Le degré de naturalité et de conservation augmente avec l’altitude, notamment en ce qui concerne les forêts pluviales et de nuage. La plupart des aires protégées couvrent des zones en altitude sur les cordillères avec des pentes fortes trop pentues pour être exploitées. Certes, il existe des aires protégées à basse altitude, mais les forêts tropicales humides des basses terres du Pacifique sont menacées. C’est également le cas des forêts sèches qui ne représentent aujourd’hui plus que 0,1 % de leur superficie originelle.
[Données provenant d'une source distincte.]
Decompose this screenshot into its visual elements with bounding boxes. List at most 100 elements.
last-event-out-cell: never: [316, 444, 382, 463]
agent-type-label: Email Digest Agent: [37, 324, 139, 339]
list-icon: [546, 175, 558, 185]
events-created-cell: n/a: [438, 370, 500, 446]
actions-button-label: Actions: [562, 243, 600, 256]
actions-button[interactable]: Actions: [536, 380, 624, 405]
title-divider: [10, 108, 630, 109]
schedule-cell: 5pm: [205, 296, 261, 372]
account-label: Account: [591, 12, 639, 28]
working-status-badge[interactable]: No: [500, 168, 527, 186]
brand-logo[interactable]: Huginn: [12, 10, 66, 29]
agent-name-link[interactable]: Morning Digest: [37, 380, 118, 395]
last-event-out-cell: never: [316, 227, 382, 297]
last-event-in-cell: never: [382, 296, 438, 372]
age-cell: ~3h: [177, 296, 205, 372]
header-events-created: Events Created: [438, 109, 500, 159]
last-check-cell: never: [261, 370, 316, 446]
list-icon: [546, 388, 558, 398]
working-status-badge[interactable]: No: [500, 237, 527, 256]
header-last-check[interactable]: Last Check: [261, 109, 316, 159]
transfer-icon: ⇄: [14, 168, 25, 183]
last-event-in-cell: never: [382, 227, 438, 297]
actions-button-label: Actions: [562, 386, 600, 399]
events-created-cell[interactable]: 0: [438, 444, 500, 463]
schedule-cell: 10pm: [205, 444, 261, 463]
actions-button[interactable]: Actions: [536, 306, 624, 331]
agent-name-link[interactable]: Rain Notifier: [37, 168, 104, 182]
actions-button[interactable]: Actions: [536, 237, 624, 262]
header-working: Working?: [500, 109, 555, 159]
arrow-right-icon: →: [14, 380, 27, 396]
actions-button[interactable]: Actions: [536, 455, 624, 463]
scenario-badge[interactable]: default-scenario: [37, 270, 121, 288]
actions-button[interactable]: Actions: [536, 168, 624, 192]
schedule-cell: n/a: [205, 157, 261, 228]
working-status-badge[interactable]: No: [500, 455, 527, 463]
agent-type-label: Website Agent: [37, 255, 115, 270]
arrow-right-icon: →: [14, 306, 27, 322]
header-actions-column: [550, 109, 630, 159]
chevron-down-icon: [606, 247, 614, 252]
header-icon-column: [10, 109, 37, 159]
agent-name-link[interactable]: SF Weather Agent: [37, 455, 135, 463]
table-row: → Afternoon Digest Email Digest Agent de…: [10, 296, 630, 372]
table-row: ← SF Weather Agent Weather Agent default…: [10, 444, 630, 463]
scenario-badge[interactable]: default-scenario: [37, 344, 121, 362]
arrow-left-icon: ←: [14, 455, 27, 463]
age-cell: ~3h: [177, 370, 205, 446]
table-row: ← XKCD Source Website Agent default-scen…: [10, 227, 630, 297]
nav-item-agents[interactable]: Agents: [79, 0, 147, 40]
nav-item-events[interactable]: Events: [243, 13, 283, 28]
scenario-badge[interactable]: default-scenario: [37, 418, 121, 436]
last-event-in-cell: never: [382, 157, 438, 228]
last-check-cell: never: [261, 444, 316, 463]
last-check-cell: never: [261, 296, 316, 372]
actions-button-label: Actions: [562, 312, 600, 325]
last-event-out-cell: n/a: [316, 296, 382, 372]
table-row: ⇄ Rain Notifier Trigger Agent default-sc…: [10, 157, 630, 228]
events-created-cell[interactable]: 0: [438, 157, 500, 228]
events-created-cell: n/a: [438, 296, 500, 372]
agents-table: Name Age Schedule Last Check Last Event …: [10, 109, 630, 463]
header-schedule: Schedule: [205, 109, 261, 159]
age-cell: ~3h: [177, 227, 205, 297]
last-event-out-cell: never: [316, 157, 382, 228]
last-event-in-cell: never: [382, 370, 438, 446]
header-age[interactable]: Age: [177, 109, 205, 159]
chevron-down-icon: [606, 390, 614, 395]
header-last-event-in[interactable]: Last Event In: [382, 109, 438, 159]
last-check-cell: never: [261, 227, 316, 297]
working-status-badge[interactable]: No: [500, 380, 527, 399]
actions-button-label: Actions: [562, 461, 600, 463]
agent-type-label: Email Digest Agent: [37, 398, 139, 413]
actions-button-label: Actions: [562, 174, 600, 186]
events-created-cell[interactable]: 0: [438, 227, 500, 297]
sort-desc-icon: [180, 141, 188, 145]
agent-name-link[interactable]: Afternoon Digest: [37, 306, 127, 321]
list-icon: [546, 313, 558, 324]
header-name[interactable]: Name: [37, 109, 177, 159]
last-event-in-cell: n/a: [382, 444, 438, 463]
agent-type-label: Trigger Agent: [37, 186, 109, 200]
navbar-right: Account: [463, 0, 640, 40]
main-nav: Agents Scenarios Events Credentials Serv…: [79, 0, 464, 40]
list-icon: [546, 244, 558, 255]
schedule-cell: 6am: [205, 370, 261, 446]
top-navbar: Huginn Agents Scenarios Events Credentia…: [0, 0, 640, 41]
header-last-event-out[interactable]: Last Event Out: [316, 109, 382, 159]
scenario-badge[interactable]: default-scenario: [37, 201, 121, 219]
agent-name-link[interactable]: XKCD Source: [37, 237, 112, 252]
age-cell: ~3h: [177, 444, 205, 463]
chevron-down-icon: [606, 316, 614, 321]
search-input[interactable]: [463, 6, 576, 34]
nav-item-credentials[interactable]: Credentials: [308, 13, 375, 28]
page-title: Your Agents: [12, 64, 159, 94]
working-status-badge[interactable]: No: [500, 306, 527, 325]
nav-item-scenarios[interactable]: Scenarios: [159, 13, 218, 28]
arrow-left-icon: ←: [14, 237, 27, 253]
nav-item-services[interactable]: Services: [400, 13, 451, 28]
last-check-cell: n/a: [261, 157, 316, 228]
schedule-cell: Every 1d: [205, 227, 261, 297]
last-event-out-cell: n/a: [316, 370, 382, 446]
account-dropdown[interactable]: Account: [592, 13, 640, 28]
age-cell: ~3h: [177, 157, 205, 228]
Pour prendre la mesure de la déforestation, 75 % du pays était recouvert de forêts en 1950, contre 25 % aujourd’hui. Mais il semblerait que le Costa Rica ait fait des efforts pour freiner la déforestation ou favoriser le retour de la forêt depuis les années 1990. Malgré une communication très optimiste sur la protection de la nature du pays, à l’évidence il n’y a pas assez de moyens pour la conservation de la nature au regard des enjeux extraordinaires de biodiversité de ce petit pays. Ainsi il n’y a pas assez de gardes pour certaines aires protégées et peu de moyens matériels publics pour assurer un accueil de qualité. Les réserves marines font l’objet d’actes de braconnages des requins pour le trafic des ailerons achetés illégalement par des négociants taïwanais. En 2013, un jeune défenseur des tortues a été tué par des braconniers. Pourtant, ce pays a pris des décisions courageuses comme l’interdiction de la chasse et la protection de la nature réglementaire représentant actuellement le quart de sa superficie. Mais malgré l’existence d’inégalités sociales et de maux des temps modernes comme le trafic de drogue, ce pays fait figure d’exception en Amérique centrale et son action en faveur de la nature mérite d’être soutenue et encouragée au niveau international.